Fuente: Combined Bible Commentary
Rev 9:15. A new circumstance connected with the four angels is added in this verse. They had not only been bound: they had been kept ready for an appointed moment. They had been prepared unto the hour and day and month and year. The translation of these last words in the Authorised Version conveys an altogether false idea of their meaning, suggesting as it does that we are to put together the four periods mentioned, and to regard the sum as indicating the length of time during which either the preparation had been going on, or the plague was to continue. It is to be observed, however, that the words unto and the are not repeated before day and month and year. Add to this the fact, already illustrated in the writings of St. John (chap. Rev 5:12; Joh 14:6), that when we have a series of nouns grouped together in this way the emphasis lies upon the first, the others only filling up the thought, and we shall be satisfied that we are not to combine into one these portions of time. The meaning is that the angels are prepared unto the hour appointed by God, and that this hour shall fall in its appointed day and month and year.The commission given to the angels is to kill the third part of men. The point chiefly to be noticed is the climax from a one-fourth part under the seals to a one-third part here. In the climax marking the separate members of the trumpets the progress is from the tormenting in the fifth trumpet to the killing in the sixth.
Fuente: A Popular Commentary on the New Testament
God controls events and precisely sets the time for his workings.
Fuente: Gary Hampton Commentary on Selected Books
9:15 {13} And the four angels were loosed, which were prepared for an hour, and a day, and a month, and a year, for to slay the third part of men.
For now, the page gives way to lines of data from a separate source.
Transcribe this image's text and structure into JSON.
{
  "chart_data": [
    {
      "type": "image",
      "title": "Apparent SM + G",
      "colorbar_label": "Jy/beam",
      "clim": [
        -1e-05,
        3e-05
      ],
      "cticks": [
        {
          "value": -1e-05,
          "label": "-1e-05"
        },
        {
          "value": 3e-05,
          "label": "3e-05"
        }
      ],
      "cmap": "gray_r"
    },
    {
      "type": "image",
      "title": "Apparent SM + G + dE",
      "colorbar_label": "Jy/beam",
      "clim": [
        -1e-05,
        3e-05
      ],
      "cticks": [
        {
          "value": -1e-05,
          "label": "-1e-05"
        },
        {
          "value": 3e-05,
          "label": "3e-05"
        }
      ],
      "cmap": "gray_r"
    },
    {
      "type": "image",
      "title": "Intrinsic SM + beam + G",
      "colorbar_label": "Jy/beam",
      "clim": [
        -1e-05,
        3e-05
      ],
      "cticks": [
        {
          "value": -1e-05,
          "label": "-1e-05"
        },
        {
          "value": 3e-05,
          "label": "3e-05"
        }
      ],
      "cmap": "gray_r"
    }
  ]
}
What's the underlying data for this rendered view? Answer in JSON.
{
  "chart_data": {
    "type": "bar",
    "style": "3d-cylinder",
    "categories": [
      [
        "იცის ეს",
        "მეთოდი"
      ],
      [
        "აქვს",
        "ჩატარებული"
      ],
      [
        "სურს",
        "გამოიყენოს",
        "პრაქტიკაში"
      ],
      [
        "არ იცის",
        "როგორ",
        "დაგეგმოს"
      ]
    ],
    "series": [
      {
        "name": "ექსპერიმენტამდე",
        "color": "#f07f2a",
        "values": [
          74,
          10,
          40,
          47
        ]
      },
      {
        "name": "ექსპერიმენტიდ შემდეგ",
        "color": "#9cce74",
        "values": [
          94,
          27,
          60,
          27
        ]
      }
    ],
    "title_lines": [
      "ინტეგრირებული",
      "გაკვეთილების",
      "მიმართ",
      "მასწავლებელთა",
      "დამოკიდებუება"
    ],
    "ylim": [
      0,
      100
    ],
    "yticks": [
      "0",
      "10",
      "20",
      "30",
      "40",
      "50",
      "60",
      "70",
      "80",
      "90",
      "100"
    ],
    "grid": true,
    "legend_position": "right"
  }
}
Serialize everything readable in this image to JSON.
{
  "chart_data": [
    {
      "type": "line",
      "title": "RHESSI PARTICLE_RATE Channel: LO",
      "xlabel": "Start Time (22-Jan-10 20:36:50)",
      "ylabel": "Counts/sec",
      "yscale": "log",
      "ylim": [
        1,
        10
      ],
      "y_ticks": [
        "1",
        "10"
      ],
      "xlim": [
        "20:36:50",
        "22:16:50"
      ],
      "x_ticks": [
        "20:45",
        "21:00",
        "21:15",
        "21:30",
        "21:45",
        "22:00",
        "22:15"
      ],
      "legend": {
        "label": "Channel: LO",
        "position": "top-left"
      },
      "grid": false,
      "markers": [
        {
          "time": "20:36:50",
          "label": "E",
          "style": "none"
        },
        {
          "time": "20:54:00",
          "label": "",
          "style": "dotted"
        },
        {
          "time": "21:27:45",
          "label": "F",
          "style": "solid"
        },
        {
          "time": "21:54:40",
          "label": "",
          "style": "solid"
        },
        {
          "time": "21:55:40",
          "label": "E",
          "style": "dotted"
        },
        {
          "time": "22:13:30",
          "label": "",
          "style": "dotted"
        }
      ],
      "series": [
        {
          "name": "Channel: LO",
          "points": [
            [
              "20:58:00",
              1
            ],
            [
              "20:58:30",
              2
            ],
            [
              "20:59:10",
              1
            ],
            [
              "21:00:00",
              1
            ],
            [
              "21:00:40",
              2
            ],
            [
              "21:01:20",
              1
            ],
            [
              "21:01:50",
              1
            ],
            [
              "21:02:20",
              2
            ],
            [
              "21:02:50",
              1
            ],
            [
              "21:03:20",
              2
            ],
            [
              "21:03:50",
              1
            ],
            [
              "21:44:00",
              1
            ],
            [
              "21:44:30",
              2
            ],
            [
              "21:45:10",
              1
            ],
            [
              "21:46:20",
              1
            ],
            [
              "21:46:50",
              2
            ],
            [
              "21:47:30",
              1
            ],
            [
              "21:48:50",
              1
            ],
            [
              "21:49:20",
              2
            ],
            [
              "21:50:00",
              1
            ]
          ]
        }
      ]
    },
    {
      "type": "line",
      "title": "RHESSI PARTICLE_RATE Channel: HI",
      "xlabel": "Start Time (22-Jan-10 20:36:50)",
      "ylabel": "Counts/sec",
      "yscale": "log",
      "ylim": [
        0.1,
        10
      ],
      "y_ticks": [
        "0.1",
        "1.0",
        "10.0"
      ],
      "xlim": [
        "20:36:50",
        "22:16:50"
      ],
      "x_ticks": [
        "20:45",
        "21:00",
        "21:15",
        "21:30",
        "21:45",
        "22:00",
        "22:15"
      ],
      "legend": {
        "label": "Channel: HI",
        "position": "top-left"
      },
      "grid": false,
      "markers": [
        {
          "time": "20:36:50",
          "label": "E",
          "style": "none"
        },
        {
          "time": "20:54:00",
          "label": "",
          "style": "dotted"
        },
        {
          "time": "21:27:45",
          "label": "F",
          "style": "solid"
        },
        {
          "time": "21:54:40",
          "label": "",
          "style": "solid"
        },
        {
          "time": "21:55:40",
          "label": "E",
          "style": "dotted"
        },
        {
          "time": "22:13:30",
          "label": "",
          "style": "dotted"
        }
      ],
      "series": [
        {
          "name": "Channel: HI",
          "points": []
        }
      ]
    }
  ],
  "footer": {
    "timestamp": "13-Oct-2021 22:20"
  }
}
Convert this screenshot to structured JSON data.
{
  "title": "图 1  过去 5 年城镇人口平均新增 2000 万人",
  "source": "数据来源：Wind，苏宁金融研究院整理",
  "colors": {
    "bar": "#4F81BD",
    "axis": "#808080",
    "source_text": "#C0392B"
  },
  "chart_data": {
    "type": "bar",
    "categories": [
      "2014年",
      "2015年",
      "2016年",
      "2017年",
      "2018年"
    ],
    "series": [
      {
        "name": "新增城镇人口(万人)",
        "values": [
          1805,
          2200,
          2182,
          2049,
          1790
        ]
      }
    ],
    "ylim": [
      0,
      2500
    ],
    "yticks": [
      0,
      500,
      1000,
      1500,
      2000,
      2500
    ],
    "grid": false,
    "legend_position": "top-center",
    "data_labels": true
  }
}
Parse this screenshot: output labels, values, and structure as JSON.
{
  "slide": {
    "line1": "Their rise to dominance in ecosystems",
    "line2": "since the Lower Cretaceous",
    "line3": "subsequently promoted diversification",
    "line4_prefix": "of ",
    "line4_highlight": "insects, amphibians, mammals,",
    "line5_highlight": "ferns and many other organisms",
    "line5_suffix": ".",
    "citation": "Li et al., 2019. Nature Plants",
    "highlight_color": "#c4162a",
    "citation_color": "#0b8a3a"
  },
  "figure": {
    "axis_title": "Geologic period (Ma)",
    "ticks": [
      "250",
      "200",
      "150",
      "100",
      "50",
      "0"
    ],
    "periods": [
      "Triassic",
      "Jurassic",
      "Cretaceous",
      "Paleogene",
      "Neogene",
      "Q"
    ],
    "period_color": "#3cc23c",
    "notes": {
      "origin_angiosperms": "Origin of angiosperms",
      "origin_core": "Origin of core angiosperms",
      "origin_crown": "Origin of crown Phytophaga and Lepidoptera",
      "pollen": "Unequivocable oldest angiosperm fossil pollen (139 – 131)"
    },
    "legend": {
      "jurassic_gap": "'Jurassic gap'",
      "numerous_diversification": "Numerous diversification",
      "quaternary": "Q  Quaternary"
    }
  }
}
(13) The execution of the commandment is in two parts: one, that those butchers are let loose, that out of their tower of the spiritual Babylon they might with fury run abroad through all the world, as well the chief of that crew who are most prompt to all the work, in this verse: as their multitudes, both most copious, of which a number certain is named for a number infinite Rev 9:16 and in themselves by all means fully furnished to hide and to hurt Rev 9:17 as being armed with fire, smoke and brimstone, as appears in the colour of this armour, which dazzles the eyes to all men, and have the strength of lions to cause pain, from which (as out of their mouth) the fiery, smoky, and stinking darts of the pope are shot out Rev 9:18 The other part, that these butchers have effected the commandment of God by fraud and violence, in the two verses following Rev 9:16-17 .
Fuente: Geneva Bible Notes
These angels were ready for a specific assignment at a specific hour in history (cf. Rev 12:6; Rev 16:12; Mat 25:34; Mat 25:41; Mar 10:40; Luk 2:31; 1Co 2:9).
"One article governing all four nouns shows that duration is not in view, but that the occasion of each one of the time designations is one and the same: the appointed hour occurs on the appointed day in the appointed month and in the appointed year. . . . Once again, this sounds the note of divine providence that recurs so often in this book (e.g., dei in Rev 1:1, mellei in Rev 1:19) . . ." [Note: Thomas, Revelation 8-22, p. 44.]
Their task was to put one-third of those who dwell on the earth (i.e., earth-dwellers) to death (cf. Rev 8:13). This will result in approximately half the population of the earth alive at the beginning of the Tribulation being dead at the end of this judgment. One-fourth died under the fourth seal judgment (Rev 6:7-8), and many more died as martyrs and for other reasons (cf. Dan 12:1; Mat 24:21-22). However, it is only the earth-dwellers, those in rebellion against God, who suffer death as a result of this woe (cf. Rev 9:20).